2.Bölüm ❄ Saldırı ve Merhamet

10.9K 801 85
                                    

Alina olanları anlamamıştı ve anlayabileceğini de sanmıyordu. Kurt onlara saldırmamıştı? Neden bunu yapmamıştı ve üstelik onlara saldıran kurdu öldürmüştü?

Alina Myrina, kendini bir bilinmezin içinde hissediyordu ancak bunu düşünmek için iyi bir zaman değildi.  

Hızla Ogufer'in ve Molin'in yanına gitti. Molin hâlâ Alina'ya şaşkınlıkla bakıyordu. Ogufer'in de ondan kalır bir yanı yoktu.

Alina parmağını şaklattı. "Ogufer," dedi endişeli ve nefes nefese. "Molin'in ayağı yaralı. Onu yere bırak."

Ogufer, dediğini yapmadı ve kızın yüzünü dikkatle incelerken kaşlarını çattı. "O da neydi?" Bir hayalet gibi donakalmıştı.

Alina bıkkınlıkla iç geçirdi. "Ogufer!" diye bağırdı yüksek sesle. "Molin'in ayağı yaralı!"

Ogufer trans haline geçince derin bir nefes aldı ve çömeldikten sonra Molin'in yere oturmasını sağladı. Bir yandan onun arkasına geçti ve ablasının sırtından tutup onun için işi kolaylaştırdı.

Alina dizlerinin üzerine çöktükten sonra Molin'in ayağına doğru emekledi.
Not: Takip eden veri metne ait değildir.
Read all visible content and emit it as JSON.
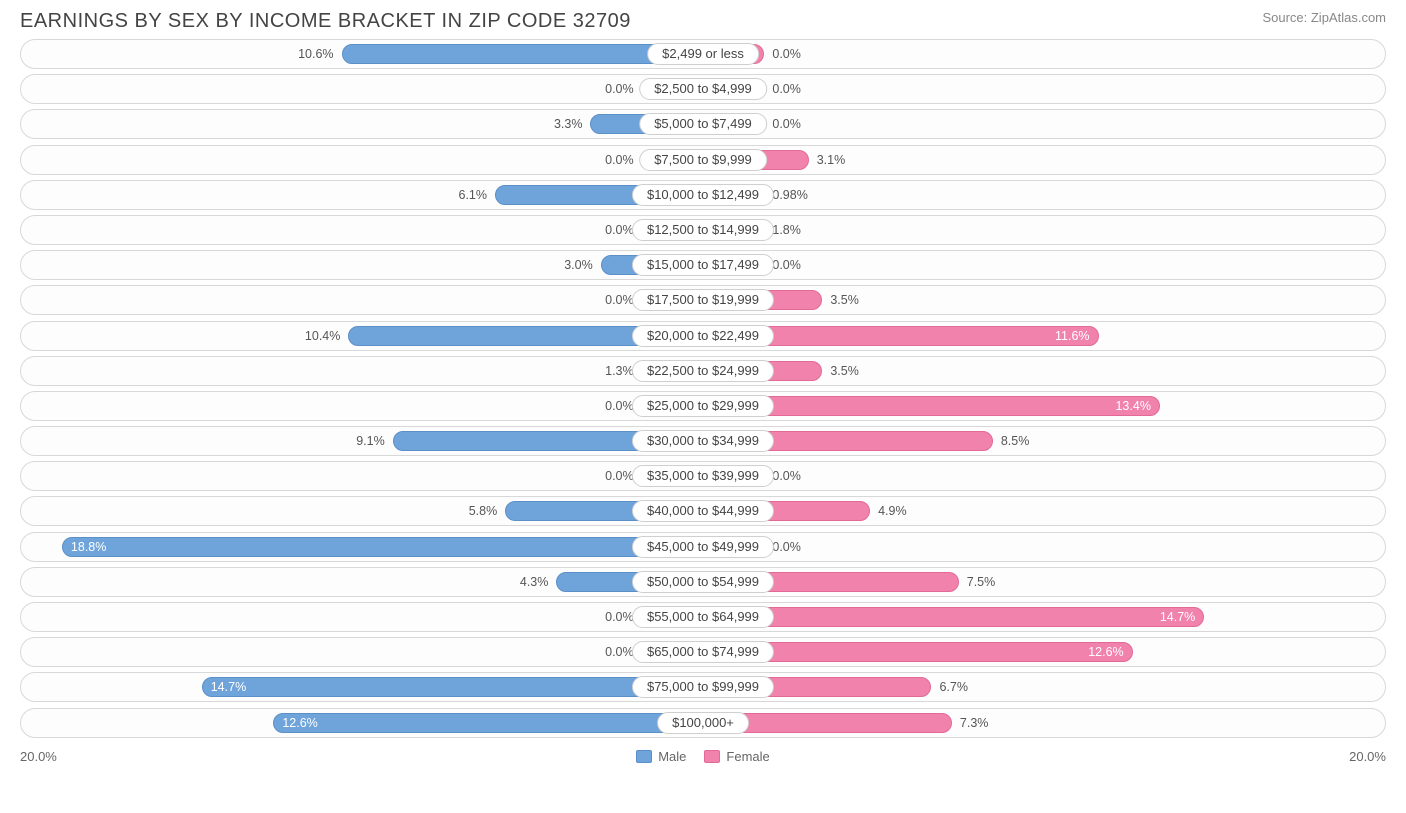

Onun, parçalanmış kahverengi çizmesini ayağın nazikçe ayırırken, Molin acıyla inledi. Ardından kana bulanmış ve paramparça olmuş çorapları ayağından çıkardı. Molin'in acı çekmesine fena halde üzülüyordu ve onun iyileşmesini istiyordu.

Ogufer, elini Molin'e verdi. Molin, Ogufer'in elini sımsıkı tuttu.

Alina, Molin'in ayağına baktı. Gerçekten berbat görünüyordu. Kurt, kızın ayağını fena halde dişlemişti ve üst kısmı neredeyse ikiye yarılmıştı.

Molin, kardeşinin gözlerindeki korkuyu okumuş olacaktı ki beti benzi attı. "Çok mu kötü?" derken ayağına bakamıyordu.

"Hayır," diye yalan söyledi Alina. "Şimdi orayı saracağım. Saraya gidince direkt hekimlere gideceğiz."

Ogufer, Alina'nın gözlerine umutsuz bir şekilde baktı.

Alina, üzerindeki deri tuniği kesmek için, Ogufer'in yanındaki kılıcı aldı ve küçük bir parça kesti. Ardından elleriyle tuniğini yırttı. Bir parça deri kumaşı, nazikçe kızın ayağına sararken, Molin neredeyse ağlayacaktı. Yüzünü

Ogufer'in dizine gömdü ve solgun dudaklarını birbirine bastırdı.

Alina'nın işi bitince, "Ogufer," dedi hızla. "Onu sırtına almana yardım edeceğim. Molin, ayağını bir yere dokundurmamaya çalış."

Ogufer ve Molin, kafalarını onaylayınca salladığında Alina ayağa kalktı. Molin'i, Ogufer'in sırtına yerleştirdi. Ogufer, ablasının bacaklarından sımsıkı tuttu ve Alina ile beraber hızlı adımlarla ormanın çıkışına doğru yürümeye başladılar.

"Ben size, buraya gelmememizi söylemiştim, değil mi budalalar?" diye azarladı onları Alina, sarı kaşlarını iyice çatarak. "Yaşadıklarımız gerçekten çok eğlenceliydi!"

Molin araya karıştı; elini Ogufer'in başına vurdu. "Biraz yavaş ol, ayağım acıyor, Ogufer!"

"Kraliçe fena halde kızacak," dedi Ogufer iç çekerken. "Hele ki çocuklarından birinin neredeyse ayağını kaybetmek üzere olduğuna..."

Alina, Ogufer'e kaş göz işareti yaparken, Ogufer yere bakıyordu, bu yüzden görmedi.

Molin ağlamaya başladığında, Alina, Ogufer'in koluna bir yumruk çattı. "Ogufer!" Ardından Molin'e doğru döndü. "Sana söz veriyorum, ayağına bir şey olmayacak, abla."